Aku tertawa sambil menirukan gaya bicara rina, " iya gw percaya. Tapi kalau diliat-liat Mega itu habat juga ya, baru aja pindah tahun ajaran ini, udah bisa gitu semester pertama dia sekolah disini langsung juara umum pertama. Kepintaran dia itu benar-benar sama dengan kak lina. Gw kan udah pernah cerita sama loe rin, kalau kakak ipar gw itu orangnya super duper pintar. Kak lina dan mega memang kakak adik yang sama pintarnya tapi sayang sifatnya berbeda. "
" iya ya din, kok bisa ya mega sikapnya kasar gitu. Padahalkan yang gw tau nih kakak ipar loe itu orang super lembut, baik, ramah, dan asyik diajak ngobrol. Ini malah punya adek 180% perbedaan sifatnya. " tambah rina.
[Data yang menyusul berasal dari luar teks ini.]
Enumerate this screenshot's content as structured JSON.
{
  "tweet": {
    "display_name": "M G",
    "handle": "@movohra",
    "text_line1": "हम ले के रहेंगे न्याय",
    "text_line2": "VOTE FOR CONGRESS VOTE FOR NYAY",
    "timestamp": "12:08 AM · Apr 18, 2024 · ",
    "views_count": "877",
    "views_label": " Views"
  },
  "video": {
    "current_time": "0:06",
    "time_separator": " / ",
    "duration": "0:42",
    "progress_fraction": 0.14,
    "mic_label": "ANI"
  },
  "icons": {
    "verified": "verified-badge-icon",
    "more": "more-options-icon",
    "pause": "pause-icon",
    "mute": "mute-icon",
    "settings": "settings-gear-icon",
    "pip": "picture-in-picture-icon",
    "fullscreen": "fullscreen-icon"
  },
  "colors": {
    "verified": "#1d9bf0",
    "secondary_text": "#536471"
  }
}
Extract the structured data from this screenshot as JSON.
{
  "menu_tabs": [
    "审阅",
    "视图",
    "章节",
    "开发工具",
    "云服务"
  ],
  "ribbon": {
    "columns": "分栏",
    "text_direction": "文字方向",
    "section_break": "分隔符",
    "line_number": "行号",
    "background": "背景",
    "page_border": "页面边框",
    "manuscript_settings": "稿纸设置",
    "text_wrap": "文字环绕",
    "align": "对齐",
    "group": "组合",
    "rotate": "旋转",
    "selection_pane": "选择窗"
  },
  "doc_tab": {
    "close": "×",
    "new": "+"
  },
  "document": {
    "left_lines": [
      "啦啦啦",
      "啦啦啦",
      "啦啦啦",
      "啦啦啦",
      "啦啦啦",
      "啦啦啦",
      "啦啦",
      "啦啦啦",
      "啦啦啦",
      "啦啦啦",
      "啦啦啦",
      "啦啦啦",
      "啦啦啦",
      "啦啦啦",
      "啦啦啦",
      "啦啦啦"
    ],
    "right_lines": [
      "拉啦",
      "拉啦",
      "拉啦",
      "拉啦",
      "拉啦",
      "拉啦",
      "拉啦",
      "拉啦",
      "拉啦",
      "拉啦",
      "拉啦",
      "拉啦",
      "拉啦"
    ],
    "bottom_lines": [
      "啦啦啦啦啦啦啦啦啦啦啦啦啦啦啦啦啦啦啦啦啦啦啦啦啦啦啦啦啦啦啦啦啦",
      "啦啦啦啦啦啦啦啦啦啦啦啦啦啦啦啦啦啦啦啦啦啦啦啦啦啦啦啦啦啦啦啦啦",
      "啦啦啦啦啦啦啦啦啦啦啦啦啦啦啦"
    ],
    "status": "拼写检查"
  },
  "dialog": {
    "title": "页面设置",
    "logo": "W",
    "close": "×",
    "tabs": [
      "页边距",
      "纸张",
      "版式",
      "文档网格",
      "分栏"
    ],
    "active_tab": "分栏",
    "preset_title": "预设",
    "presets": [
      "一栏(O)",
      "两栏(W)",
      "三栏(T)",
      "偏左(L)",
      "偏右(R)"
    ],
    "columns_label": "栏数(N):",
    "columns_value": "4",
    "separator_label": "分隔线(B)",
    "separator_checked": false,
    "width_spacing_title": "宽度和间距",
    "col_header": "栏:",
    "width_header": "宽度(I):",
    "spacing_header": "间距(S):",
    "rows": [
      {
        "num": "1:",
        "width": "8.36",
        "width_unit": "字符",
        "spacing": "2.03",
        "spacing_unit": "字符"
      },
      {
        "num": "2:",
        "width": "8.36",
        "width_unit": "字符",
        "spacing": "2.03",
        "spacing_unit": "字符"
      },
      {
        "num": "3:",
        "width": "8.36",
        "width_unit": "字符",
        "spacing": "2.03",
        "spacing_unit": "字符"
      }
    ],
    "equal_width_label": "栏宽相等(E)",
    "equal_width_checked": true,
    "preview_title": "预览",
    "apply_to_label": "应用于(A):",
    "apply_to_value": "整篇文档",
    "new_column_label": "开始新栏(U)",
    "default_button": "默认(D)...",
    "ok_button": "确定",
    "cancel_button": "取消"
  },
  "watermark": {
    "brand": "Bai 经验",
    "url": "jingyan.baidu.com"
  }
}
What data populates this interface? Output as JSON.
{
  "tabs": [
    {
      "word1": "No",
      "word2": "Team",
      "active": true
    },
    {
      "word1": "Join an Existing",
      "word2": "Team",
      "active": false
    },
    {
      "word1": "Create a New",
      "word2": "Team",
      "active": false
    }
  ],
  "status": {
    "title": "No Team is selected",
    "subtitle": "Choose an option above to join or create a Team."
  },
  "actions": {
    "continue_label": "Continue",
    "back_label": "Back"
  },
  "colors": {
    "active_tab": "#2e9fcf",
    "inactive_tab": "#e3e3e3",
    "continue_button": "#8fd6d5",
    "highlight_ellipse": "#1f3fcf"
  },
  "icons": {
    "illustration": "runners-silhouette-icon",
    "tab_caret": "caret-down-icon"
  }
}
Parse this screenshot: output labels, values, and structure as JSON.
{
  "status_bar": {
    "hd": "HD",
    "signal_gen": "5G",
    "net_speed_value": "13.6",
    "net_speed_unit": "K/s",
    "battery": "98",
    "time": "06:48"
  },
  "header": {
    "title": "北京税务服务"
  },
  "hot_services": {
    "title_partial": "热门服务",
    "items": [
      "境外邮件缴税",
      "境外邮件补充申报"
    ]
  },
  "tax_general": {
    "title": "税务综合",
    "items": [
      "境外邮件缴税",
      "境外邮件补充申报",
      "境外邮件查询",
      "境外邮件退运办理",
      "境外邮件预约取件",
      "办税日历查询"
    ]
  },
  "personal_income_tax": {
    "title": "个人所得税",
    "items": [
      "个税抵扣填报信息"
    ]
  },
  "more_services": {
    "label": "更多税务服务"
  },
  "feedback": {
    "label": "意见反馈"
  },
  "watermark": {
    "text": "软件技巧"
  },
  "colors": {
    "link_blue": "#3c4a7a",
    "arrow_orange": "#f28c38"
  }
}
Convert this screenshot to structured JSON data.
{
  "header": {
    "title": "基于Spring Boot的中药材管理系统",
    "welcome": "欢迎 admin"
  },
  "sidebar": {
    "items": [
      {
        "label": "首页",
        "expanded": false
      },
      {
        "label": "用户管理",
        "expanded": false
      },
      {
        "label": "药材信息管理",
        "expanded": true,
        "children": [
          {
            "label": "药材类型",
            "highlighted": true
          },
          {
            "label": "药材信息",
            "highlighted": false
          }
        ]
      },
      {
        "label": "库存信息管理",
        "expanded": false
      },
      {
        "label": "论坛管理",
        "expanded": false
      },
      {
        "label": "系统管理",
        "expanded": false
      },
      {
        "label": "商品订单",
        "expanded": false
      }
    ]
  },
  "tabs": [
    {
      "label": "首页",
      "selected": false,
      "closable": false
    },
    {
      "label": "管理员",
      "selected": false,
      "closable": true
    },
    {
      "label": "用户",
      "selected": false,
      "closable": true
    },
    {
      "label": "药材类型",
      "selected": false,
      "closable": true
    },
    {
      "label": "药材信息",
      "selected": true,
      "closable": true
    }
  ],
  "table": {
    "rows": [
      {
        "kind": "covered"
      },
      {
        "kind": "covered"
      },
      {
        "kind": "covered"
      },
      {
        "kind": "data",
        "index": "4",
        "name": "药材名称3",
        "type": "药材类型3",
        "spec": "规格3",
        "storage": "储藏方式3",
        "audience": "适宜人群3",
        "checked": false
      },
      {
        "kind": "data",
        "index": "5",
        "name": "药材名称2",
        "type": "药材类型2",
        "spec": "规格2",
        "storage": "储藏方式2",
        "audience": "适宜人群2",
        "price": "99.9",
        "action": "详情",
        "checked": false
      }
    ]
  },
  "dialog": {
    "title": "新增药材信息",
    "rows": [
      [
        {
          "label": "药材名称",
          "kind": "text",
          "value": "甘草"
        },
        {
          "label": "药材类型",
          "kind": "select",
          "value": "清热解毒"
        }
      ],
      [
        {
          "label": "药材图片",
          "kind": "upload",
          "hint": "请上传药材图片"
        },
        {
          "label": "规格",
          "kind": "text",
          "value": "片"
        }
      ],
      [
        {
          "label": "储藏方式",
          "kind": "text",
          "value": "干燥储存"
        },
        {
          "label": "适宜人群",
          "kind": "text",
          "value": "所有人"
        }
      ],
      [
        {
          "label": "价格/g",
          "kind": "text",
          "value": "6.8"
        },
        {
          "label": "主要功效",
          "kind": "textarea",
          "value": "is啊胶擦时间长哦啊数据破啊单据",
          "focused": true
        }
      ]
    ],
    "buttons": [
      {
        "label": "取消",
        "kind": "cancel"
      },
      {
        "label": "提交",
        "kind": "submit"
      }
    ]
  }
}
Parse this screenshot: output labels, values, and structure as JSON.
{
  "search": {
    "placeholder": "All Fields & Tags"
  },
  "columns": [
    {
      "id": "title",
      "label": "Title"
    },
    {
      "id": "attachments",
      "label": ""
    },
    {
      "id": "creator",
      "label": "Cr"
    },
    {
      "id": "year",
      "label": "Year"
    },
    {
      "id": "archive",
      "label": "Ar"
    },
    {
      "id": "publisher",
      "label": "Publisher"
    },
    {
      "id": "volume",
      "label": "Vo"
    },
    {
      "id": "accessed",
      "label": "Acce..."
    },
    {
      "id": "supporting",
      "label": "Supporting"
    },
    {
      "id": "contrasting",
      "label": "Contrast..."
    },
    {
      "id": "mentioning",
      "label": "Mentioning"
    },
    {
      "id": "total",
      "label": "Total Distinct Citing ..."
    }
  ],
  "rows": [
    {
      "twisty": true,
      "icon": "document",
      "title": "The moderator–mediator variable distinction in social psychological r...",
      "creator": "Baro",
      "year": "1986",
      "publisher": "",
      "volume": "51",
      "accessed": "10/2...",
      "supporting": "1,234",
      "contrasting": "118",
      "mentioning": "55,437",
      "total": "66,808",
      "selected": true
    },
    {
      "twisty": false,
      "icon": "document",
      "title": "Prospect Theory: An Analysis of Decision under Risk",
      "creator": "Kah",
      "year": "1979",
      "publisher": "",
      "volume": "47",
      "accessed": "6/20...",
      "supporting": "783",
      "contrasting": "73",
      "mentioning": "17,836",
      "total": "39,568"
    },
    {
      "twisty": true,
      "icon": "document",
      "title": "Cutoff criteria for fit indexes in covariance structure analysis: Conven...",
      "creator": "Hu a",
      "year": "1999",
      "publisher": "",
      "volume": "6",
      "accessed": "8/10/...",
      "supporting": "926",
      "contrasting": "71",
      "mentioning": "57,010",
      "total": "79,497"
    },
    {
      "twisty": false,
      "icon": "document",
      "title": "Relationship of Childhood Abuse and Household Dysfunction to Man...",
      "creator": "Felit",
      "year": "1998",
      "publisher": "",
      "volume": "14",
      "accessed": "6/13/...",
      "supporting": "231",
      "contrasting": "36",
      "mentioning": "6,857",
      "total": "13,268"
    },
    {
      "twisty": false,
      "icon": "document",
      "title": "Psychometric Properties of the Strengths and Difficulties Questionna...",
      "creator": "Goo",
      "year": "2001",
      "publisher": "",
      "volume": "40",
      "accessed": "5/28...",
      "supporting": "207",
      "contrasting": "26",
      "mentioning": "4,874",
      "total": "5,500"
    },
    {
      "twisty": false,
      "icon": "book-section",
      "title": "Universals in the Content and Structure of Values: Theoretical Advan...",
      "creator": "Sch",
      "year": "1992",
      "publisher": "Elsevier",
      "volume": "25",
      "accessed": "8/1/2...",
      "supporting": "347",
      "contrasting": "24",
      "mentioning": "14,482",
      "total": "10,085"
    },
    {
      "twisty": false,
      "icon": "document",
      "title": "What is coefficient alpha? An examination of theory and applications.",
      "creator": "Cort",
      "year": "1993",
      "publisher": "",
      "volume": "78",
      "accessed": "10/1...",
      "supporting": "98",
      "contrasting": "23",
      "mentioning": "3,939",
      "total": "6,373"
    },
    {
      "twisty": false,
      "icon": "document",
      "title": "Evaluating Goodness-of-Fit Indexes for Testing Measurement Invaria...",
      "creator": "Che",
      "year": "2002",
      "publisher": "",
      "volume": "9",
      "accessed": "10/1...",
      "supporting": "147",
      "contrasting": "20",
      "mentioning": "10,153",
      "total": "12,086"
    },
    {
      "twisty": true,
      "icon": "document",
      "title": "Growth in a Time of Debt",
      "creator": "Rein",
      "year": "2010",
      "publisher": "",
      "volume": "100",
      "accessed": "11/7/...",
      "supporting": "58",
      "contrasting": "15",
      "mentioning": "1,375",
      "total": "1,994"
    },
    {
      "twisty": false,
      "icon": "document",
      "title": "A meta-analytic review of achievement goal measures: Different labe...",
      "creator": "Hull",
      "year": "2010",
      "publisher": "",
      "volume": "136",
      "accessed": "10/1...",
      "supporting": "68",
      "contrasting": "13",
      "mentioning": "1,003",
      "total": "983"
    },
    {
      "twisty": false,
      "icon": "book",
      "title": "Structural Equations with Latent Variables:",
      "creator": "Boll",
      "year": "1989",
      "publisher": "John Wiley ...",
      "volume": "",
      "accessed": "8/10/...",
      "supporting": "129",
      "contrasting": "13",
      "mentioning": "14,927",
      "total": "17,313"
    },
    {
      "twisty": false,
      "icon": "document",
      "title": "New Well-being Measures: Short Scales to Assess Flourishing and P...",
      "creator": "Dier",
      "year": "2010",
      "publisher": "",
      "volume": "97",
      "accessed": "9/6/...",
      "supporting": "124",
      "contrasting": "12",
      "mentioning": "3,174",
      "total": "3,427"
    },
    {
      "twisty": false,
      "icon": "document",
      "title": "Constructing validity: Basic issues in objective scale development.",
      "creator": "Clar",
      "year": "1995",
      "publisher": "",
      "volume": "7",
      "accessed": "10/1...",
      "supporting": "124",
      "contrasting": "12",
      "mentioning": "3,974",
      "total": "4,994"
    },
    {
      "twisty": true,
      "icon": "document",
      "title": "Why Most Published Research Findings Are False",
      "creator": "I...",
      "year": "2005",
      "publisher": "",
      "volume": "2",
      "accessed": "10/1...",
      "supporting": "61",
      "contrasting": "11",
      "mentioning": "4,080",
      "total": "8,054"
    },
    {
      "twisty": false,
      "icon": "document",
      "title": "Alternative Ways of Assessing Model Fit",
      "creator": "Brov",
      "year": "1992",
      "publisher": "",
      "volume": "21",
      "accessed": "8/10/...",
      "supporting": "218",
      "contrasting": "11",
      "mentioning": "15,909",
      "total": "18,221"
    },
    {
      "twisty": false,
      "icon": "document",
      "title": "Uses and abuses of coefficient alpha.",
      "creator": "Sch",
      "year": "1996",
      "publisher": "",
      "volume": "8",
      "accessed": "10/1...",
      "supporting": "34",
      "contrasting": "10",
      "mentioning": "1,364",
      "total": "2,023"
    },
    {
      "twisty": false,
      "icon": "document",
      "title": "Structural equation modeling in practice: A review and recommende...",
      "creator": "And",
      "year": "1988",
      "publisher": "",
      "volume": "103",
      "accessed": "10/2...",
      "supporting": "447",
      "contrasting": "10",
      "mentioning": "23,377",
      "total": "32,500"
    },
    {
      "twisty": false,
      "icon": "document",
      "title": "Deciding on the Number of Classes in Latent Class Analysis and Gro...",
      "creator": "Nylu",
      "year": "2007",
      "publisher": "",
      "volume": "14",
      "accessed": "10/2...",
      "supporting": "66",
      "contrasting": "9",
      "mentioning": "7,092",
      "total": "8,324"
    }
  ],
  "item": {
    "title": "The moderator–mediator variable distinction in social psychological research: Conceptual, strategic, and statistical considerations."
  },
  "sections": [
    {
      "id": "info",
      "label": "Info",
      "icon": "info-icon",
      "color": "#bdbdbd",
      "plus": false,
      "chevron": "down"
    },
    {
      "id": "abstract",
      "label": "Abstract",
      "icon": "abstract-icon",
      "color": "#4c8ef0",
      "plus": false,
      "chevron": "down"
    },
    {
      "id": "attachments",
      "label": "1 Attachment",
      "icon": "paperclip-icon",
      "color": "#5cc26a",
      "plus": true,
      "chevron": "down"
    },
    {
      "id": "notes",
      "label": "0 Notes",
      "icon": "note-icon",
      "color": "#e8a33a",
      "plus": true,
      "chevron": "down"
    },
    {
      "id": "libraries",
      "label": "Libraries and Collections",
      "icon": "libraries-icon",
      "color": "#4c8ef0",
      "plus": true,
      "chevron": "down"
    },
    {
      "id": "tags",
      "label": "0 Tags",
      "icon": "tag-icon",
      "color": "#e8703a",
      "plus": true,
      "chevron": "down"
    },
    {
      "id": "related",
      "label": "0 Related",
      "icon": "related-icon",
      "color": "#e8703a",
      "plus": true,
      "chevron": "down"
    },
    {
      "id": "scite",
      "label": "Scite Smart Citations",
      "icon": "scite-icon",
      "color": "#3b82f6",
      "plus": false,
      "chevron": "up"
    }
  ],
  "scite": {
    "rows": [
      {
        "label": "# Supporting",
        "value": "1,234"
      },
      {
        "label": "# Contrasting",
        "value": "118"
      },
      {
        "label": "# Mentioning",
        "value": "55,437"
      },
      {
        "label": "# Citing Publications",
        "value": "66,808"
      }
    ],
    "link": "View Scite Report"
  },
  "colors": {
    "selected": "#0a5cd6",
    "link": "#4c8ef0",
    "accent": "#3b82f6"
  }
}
Mega adalah adik satu-satunya kak lina. Kak lina adalah anak ke-dua, yang pertama adalah kak robi yang sudah meninggal satu tahun yang lalu saat kak lina dan kak andi baru menikah. Baru disemester pertama kelas 3 SMA ini lah mega pindah kesekolahan ku. Sekolahan ku termasuk sekolahan elit di kota Jakarta. Mempunyai fasilitas yang sangat memadai dan bertaraf Internasional. Dengan uang sekolahnya yang sangat tinggi, memungkinkan tidak banyak orang yang bisa sekolah disini. Atas usulan kak andi mega dipindahkan kesekolah ku agar lebih dekat dengan ku. Sebenarnya tidak gampang masuk kesekolah ku tapi karena papi adalah penyumbang terbesar di sekolah ini dan juga papi orang yang cukup punya andil besar dalam pembangunan sekolah ini maka mega diterima dan sekelas dengan ku.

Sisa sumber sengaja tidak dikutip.